Duggento Andrea, Valenza Gaetano, Passamonti Luca, Nigro Salvatore, Bianco Maria Giovanna, Guerrisi Maria, Barbieri Riccardo, Toschi Nicola
Department of Biomedicine and Prevention, University of Rome Tor Vergata, 00133 Rome, Italy.
Department of Information Engineering and Research Centre "E. Piaggio", University of Pisa, 56122 Pisa, Italy.
Entropy (Basel). 2019 Jun 26;21(7):629. doi: 10.3390/e21070629.

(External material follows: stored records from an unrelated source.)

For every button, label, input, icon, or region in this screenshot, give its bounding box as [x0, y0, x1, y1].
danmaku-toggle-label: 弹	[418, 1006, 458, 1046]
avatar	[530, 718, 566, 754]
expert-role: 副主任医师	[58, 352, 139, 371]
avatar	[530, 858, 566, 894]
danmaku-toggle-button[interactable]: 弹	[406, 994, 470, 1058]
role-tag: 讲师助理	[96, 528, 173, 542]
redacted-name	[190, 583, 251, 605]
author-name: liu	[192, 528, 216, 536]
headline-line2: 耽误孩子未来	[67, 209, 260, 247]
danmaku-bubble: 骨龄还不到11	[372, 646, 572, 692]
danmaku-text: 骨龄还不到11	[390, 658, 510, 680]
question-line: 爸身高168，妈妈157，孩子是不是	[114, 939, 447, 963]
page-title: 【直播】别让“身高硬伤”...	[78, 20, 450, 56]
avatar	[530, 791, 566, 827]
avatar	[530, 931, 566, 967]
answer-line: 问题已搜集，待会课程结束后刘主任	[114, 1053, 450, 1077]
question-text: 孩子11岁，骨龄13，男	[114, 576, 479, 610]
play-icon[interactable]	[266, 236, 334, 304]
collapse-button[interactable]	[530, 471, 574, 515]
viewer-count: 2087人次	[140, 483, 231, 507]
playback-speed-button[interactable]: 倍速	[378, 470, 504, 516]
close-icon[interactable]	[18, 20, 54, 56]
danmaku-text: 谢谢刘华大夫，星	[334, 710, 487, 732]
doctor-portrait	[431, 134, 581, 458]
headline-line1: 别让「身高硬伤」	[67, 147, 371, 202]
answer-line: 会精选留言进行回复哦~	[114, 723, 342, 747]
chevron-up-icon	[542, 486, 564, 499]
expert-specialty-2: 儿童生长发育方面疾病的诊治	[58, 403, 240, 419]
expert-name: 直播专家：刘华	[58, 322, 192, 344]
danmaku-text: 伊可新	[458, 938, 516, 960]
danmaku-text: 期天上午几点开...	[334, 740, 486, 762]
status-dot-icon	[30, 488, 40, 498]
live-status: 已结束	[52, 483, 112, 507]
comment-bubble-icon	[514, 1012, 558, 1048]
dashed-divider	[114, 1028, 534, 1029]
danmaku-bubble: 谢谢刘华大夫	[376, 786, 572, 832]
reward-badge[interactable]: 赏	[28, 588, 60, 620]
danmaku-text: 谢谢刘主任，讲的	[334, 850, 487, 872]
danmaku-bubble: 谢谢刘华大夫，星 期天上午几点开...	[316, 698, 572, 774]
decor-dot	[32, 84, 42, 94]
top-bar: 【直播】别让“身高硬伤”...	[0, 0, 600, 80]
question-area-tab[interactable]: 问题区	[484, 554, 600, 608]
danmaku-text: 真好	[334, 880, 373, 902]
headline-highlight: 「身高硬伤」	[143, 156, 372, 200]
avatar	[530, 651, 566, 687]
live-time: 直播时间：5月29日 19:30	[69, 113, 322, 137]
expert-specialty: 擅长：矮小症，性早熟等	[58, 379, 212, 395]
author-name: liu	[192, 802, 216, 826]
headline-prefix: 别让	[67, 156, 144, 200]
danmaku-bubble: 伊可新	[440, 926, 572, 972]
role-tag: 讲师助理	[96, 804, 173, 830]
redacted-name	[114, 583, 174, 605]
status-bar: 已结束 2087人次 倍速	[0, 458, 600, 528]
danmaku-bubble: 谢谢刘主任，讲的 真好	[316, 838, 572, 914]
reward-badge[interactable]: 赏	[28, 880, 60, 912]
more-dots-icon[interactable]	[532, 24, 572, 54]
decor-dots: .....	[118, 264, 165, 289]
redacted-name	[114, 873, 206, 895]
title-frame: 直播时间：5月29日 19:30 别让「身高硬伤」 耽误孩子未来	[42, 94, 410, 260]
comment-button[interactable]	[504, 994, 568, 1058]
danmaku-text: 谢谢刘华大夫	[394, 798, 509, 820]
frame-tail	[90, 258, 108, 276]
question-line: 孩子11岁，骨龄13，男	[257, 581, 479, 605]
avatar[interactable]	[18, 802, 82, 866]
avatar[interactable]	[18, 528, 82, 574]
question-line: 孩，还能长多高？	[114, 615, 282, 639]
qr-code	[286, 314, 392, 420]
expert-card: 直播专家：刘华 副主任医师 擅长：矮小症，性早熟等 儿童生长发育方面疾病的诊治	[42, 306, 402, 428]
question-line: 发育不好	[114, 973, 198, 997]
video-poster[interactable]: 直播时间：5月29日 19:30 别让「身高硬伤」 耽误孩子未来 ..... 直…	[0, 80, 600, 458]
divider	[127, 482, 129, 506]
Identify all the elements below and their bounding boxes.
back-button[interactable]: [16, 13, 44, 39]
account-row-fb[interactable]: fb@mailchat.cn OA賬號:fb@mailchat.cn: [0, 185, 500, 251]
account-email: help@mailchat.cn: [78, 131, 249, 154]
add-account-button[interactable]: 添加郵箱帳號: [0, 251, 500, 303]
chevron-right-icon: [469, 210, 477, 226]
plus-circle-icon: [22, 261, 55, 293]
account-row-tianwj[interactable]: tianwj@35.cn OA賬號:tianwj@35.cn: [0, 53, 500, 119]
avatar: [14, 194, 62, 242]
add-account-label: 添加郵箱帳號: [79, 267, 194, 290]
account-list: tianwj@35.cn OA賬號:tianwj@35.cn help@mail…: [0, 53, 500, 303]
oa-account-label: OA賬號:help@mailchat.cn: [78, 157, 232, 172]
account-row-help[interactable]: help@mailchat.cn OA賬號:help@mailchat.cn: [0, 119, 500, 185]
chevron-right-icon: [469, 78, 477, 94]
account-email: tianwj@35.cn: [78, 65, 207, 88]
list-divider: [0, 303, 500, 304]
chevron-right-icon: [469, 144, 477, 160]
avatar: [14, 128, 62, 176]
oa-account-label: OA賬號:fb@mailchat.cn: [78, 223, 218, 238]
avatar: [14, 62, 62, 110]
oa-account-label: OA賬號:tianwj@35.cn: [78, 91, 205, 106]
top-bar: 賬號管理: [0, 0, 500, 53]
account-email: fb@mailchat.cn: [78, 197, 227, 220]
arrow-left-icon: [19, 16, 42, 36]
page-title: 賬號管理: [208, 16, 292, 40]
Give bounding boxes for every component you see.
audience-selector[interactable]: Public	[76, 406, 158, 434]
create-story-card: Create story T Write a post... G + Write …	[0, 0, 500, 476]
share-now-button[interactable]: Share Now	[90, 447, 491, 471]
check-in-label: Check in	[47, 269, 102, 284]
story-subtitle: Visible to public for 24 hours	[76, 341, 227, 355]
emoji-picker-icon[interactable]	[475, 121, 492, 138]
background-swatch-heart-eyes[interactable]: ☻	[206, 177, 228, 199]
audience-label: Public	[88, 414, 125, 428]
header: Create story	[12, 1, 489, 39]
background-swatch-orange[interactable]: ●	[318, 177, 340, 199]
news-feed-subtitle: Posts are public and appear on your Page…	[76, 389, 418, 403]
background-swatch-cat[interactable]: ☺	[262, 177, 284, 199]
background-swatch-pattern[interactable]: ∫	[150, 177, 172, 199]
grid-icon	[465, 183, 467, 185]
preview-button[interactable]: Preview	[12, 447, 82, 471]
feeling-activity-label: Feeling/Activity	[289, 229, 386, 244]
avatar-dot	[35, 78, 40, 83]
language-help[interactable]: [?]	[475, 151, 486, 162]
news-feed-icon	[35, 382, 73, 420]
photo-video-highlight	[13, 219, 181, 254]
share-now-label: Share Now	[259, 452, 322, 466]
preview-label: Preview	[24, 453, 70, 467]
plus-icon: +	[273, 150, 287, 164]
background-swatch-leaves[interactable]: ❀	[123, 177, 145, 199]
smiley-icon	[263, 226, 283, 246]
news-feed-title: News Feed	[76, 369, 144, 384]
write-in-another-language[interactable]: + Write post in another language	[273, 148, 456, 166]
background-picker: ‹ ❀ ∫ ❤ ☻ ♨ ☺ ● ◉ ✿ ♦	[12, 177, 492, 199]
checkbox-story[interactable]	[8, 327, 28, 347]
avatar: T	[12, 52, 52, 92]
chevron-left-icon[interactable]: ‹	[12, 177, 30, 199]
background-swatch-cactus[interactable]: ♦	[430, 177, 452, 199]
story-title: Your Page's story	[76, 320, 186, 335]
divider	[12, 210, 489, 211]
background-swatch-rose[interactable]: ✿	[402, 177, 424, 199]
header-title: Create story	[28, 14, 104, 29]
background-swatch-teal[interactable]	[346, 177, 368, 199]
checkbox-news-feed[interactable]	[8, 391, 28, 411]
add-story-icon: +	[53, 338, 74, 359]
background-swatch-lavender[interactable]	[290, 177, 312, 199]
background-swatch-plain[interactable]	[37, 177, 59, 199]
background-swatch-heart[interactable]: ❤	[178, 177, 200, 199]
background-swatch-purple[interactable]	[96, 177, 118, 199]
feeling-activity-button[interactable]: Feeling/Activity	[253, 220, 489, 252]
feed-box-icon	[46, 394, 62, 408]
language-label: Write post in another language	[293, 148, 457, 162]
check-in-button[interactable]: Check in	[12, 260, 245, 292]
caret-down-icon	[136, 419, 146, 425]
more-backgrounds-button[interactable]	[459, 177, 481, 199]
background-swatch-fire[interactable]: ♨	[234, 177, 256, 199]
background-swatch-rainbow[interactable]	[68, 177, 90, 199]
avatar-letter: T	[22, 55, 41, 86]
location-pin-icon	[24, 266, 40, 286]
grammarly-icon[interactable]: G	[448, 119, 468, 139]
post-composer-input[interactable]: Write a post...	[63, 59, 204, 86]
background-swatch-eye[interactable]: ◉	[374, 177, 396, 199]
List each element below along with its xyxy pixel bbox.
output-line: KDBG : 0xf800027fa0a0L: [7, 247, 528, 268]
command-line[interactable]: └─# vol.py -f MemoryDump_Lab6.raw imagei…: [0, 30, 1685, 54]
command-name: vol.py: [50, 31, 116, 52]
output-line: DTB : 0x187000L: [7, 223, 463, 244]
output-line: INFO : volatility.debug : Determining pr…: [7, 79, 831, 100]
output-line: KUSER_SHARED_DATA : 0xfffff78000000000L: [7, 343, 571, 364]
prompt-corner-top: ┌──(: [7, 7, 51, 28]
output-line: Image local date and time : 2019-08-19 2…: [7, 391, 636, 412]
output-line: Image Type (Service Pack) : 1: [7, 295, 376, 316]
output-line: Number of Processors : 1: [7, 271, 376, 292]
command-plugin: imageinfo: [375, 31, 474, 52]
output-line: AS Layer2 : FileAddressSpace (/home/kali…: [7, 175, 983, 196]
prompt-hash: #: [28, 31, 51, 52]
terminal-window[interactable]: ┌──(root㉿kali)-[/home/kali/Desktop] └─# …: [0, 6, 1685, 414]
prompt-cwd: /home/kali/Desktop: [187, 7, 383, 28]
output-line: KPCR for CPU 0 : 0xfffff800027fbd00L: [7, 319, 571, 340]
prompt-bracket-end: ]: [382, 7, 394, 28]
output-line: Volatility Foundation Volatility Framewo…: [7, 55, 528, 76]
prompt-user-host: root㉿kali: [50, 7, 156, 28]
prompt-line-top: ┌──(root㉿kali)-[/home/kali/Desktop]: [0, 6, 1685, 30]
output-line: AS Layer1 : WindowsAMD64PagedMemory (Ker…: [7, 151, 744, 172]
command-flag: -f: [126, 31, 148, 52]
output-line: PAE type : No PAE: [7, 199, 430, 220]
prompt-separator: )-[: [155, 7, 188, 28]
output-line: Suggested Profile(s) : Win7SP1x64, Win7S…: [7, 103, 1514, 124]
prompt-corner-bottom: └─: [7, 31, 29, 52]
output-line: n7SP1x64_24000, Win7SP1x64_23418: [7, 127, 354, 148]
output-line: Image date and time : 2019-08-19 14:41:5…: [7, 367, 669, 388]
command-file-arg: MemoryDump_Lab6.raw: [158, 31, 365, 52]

High-frequency neuroelectric signals like electroencephalography (EEG) or magnetoencephalography (MEG) provide a unique opportunity to infer causal relationships between local activity of brain areas. While causal inference is commonly performed through classical Granger causality (GC) based on multivariate autoregressive models, this method may encounter important limitations (e.g., data paucity) in the case of high dimensional data from densely connected systems like the brain. Additionally, physiological signals often present long-range dependencies which commonly require high autoregressive model orders/number of parameters. We present a generalization of autoregressive models for GC estimation based on Wiener-Volterra decompositions with Laguerre polynomials as basis functions. In this basis, the introduction of only one additional global parameter allows to capture arbitrary long dependencies without increasing model order, hence retaining model simplicity, linearity and ease of parameters estimation. We validate our method in synthetic data generated from families of complex, densely connected networks and demonstrate superior performance as compared to classical GC. Additionally, we apply our framework to studying the directed human brain connectome through MEG data from 89 subjects drawn from the Human Connectome Project (HCP) database, showing that it is able to reproduce current knowledge as well as to uncover previously unknown directed influences between cortical and limbic brain regions.
像脑电图(EEG)或脑磁图(MEG)这样的高频神经电信号为推断脑区局部活动之间的因果关系提供了独特的机会。虽然因果推断通常是通过基于多元自回归模型的经典格兰杰因果关系(GC)来进行的,但在处理来自像大脑这样高度连接系统的高维数据时,这种方法可能会遇到重要的局限性(例如,数据匮乏)。此外,生理信号通常呈现出长程依赖性,这通常需要高自回归模型阶数/参数数量。我们提出了一种基于以拉盖尔多项式为基函数的维纳 - 沃尔泰拉分解的用于GC估计的自回归模型的推广方法。在此基础上,仅引入一个额外的全局参数就能够捕获任意长的依赖性,而无需增加模型阶数,从而保持模型的简单性以及线性和参数估计的简便性。我们在由复杂、高度连接的网络族生成的合成数据中验证了我们的方法,并证明其与经典GC相比具有卓越的性能。此外,我们将我们的框架应用于通过来自人类连接体项目(HCP)数据库的89名受试者的MEG数据来研究人类大脑连接组的方向性,结果表明它能够重现当前的知识,同时揭示皮质和边缘脑区之间以前未知的方向性影响。